Corpora
Corpora
Corpora
A corpus is a collection of actually occurring texts, written or spoken, which is stored and accessed by
means of computers and available for study and analysis by grammarians, lexicographers, teachers and
language learners.
It is a principled collection of texts available for qualitative and quantitative analysis.
This means that we can look at a language feature in a corpus in different ways. We can use a corpus to
examine how many times a certain word occurs, this will give us quantitative results, that is numbers of
occurrences, which we can then use to compare frequencies. And we can also look more qualitatively at
how a word or phrase is used across a corpus (ex: its collocations), since it provides us with many
examples of the search item in its context of use.
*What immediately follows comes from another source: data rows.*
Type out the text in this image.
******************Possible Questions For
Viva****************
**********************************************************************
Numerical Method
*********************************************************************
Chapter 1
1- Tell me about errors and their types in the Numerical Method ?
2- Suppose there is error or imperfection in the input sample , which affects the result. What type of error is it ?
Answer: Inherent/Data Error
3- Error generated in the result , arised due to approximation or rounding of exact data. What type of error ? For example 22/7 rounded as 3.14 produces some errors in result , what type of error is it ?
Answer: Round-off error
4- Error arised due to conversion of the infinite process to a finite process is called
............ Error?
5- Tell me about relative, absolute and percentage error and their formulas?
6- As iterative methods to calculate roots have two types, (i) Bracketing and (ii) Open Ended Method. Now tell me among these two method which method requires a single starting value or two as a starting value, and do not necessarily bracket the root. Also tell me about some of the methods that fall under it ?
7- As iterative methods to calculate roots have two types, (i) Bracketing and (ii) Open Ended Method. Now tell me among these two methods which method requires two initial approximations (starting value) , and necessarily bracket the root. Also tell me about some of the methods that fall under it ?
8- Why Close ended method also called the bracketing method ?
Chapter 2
A collection of texts, in order to make a corpus, must represent something and its merits will be often
judged on how representative it is.
It can be composed of written or spoken texts, or a mix of both, and nowadays it is possible to add
multimedia elements, such as video clips, to corpora of spoken language.
- Concordancing is a core tool in corpus linguisitcs, and it means using corpus software to find every
occurrence of a particular word or phrase. With a computer, in a matter of seconds, we can have the node
word/phrase presented with concordance lines (7 or 8 words presented at either side).
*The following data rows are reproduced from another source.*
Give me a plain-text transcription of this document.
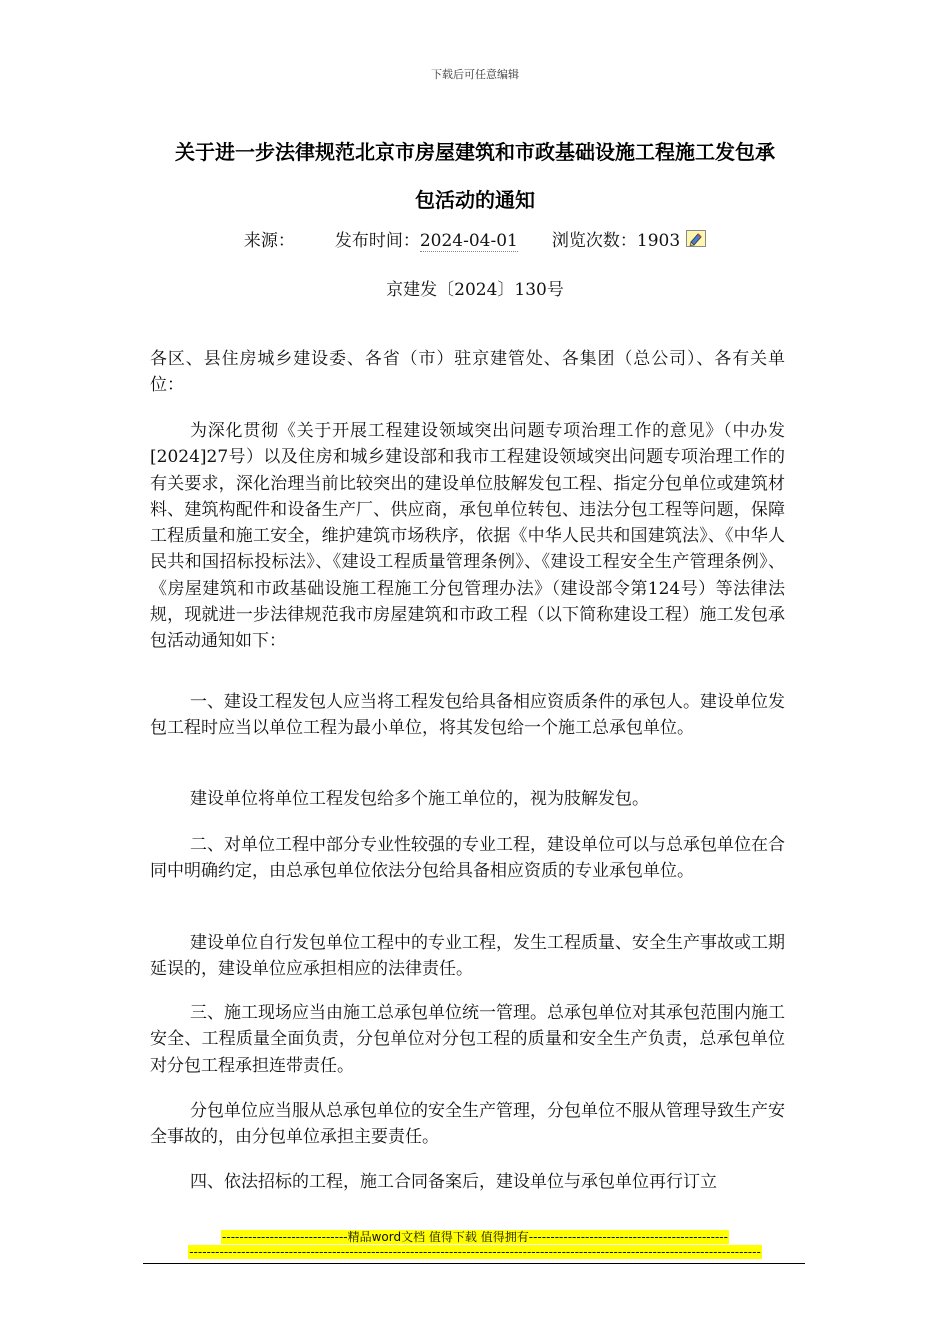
下载后可任意编辑
关于进一步法律规范北京市房屋建筑和市政基础设施工程施工发包承
包活动的通知
来源： 发布时间：2024-04-01 浏览次数：1903
京建发〔2024〕130号
各区、县住房城乡建设委、各省（市）驻京建管处、各集团（总公司）、各有关单位：
为深化贯彻《关于开展工程建设领域突出问题专项治理工作的意见》（中办发[2024]27号）以及住房和城乡建设部和我市工程建设领域突出问题专项治理工作的有关要求，深化治理当前比较突出的建设单位肢解发包工程、指定分包单位或建筑材料、建筑构配件和设备生产厂、供应商，承包单位转包、违法分包工程等问题，保障工程质量和施工安全，维护建筑市场秩序，依据《中华人民共和国建筑法》、《中华人民共和国招标投标法》、《建设工程质量管理条例》、《建设工程安全生产管理条例》、《房屋建筑和市政基础设施工程施工分包管理办法》（建设部令第124号）等法律法规，现就进一步法律规范我市房屋建筑和市政工程（以下简称建设工程）施工发包承包活动通知如下：
一、建设工程发包人应当将工程发包给具备相应资质条件的承包人。建设单位发包工程时应当以单位工程为最小单位，将其发包给一个施工总承包单位。
建设单位将单位工程发包给多个施工单位的，视为肢解发包。
二、对单位工程中部分专业性较强的专业工程，建设单位可以与总承包单位在合同中明确约定，由总承包单位依法分包给具备相应资质的专业承包单位。
建设单位自行发包单位工程中的专业工程，发生工程质量、安全生产事故或工期延误的，建设单位应承担相应的法律责任。
三、施工现场应当由施工总承包单位统一管理。总承包单位对其承包范围内施工安全、工程质量全面负责，分包单位对分包工程的质量和安全生产负责，总承包单位对分包工程承担连带责任。
分包单位应当服从总承包单位的安全生产管理，分包单位不服从管理导致生产安全事故的，由分包单位承担主要责任。
四、依法招标的工程，施工合同备案后，建设单位与承包单位再行订立
-----------------------------精品word文档 值得下载 值得拥有----------------------------------------------
------------------------------------------------------------------------------------------------------------------------------------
-Another corpus technique which software can perform is extremely rapid calculation of word frequency
lists (or wordlists) for any batch/set of texts. By running a word frequency list on your corpus, you can get
a rank ordering of all the words in it in order of frequency.
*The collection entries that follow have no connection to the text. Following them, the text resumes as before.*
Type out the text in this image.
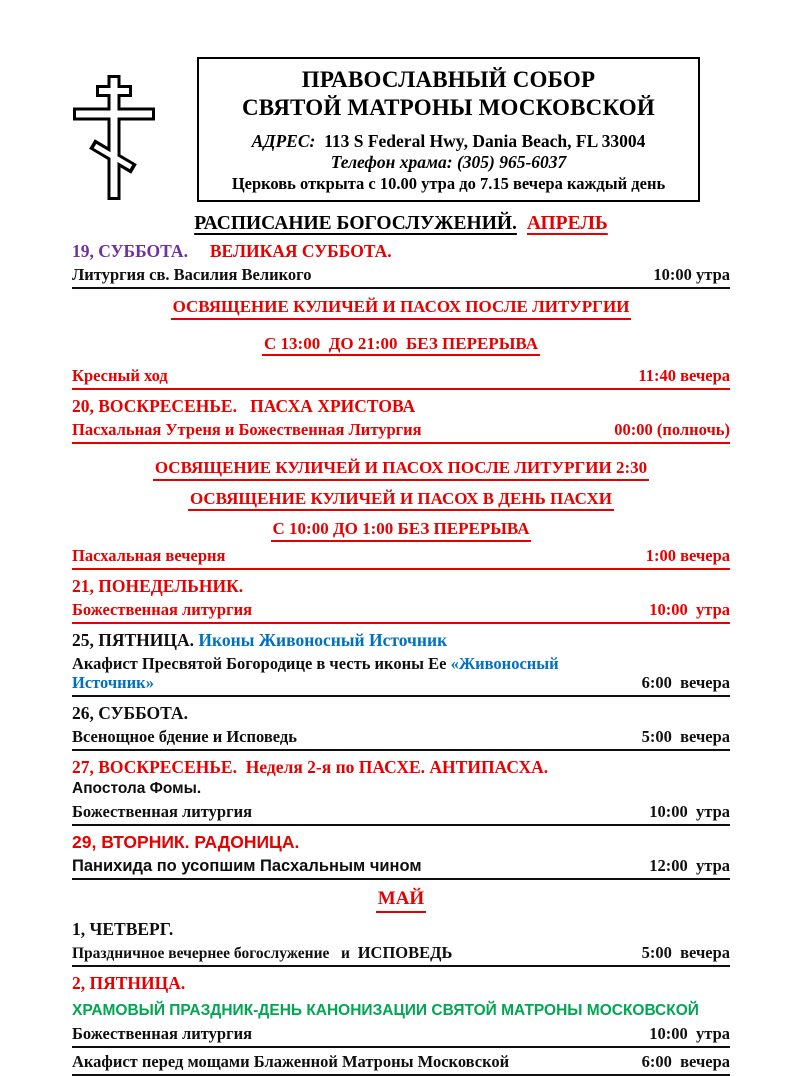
ПРАВОСЛАВНЫЙ СОБОР
СВЯТОЙ МАТРОНЫ МОСКОВСКОЙ
АДРЕС:  113 S Federal Hwy, Dania Beach, FL 33004
Телефон храма: (305) 965-6037
Церковь открыта с 10.00 утра до 7.15 вечера каждый день
РАСПИСАНИЕ БОГОСЛУЖЕНИЙ. АПРЕЛЬ
19, СУББОТА. ВЕЛИКАЯ СУББОТА.
Литургия св. Василия Великого	10:00 утра
ОСВЯЩЕНИЕ КУЛИЧЕЙ И ПАСОХ ПОСЛЕ ЛИТУРГИИ
С 13:00  ДО 21:00  БЕЗ ПЕРЕРЫВА
Кресный ход	11:40 вечера
20, ВОСКРЕСЕНЬЕ.   ПАСХА ХРИСТОВА
Пасхальная Утреня и Божественная Литургия	00:00 (полночь)
ОСВЯЩЕНИЕ КУЛИЧЕЙ И ПАСОХ ПОСЛЕ ЛИТУРГИИ 2:30
ОСВЯЩЕНИЕ КУЛИЧЕЙ И ПАСОХ В ДЕНЬ ПАСХИ
С 10:00 ДО 1:00 БЕЗ ПЕРЕРЫВА
Пасхальная вечерня	1:00 вечера
21, ПОНЕДЕЛЬНИК.
Божественная литургия	10:00  утра
25, ПЯТНИЦА. Иконы Живоносный Источник
Акафист Пресвятой Богородице в честь иконы Ее «Живоносный Источник»	6:00  вечера
26, СУББОТА.
Всенощное бдение и Исповедь	5:00  вечера
27, ВОСКРЕСЕНЬЕ.  Неделя 2-я по ПАСХЕ. АНТИПАСХА.
Апостола Фомы.
Божественная литургия	10:00  утра
29, ВТОРНИК. РАДОНИЦА.
Панихида по усопшим Пасхальным чином	12:00  утра
МАЙ
1, ЧЕТВЕРГ.
Праздничное вечернее богослужение   и  ИСПОВЕДЬ	5:00  вечера
2, ПЯТНИЦА.
ХРАМОВЫЙ ПРАЗДНИК-ДЕНЬ КАНОНИЗАЦИИ СВЯТОЙ МАТРОНЫ МОСКОВСКОЙ
Божественная литургия	10:00  утра
Акафист перед мощами Блаженной Матроны Московской	6:00  вечера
- Also, in relation to the frequency of words, another function is key word analysis, which allows us to
identify those words whose frequency is unusually high in comparison with some norm.
- Cluster Analysis is another corpus technique: it is the process of generating chunks or cluster lists, similar
to making single word lists, but it allows us to look for word combinations (of 2, 3…or 6 word
combinations).
A further corpus strategy, when looking at concordance lines, is to create a ‘ lexico-grammatical profile’
of a word and its contexts of use. A lexico-grammatical profile describes typical contexts in terms of
collocations (which words occurs most frequently and with statistical significance in the word’s
environment), chunks/idioms (does the word form part of any recurrent chunks? Is the word idiom-
prone?), syntactic restrictions (typical clause-positions, are there syntactic patterns which restrict the
word?); semantic restrictions (are there semantic restrictions? Ex: Is the word only applied to humans?,
can be used with an intensifier? What is its most frequent meaning?), prosody (patterns of used,
particular connotations in relation to environments – ex: ‘cause’ tends to occur on negative
environments) and other relevant or recurring features.
Finally, I would like to mention that corpora have considerable application in the area of translation, and
this is from two main perspectives: descriptive and practical. Descriptive research looks at corpora of
translations, comparing these with corpora of original texts so as to establish the characteristics both
peculiar and universal to translated texts. And, on the other hand, corpora have been looked at as aids in
the process of human and machine translation, and for this purpose three main types of corpora have
been distinguished (by Aston):
- Monolingual corpora (consisting of texts in a single language, which may be either the source or the TL
of a given translation)
- Comparable corpora (monolingual corpora of similar design are available for 2 or more languages and
are treated as components of a single comparable corpus)
- Parallel corpora (these have components in 2 or more languages, consisting of original texts and their
translations, for ex., a novel and its translation in another language. There are unidirectional (A B) and
bidirectional (AB; BA) parallel corpora.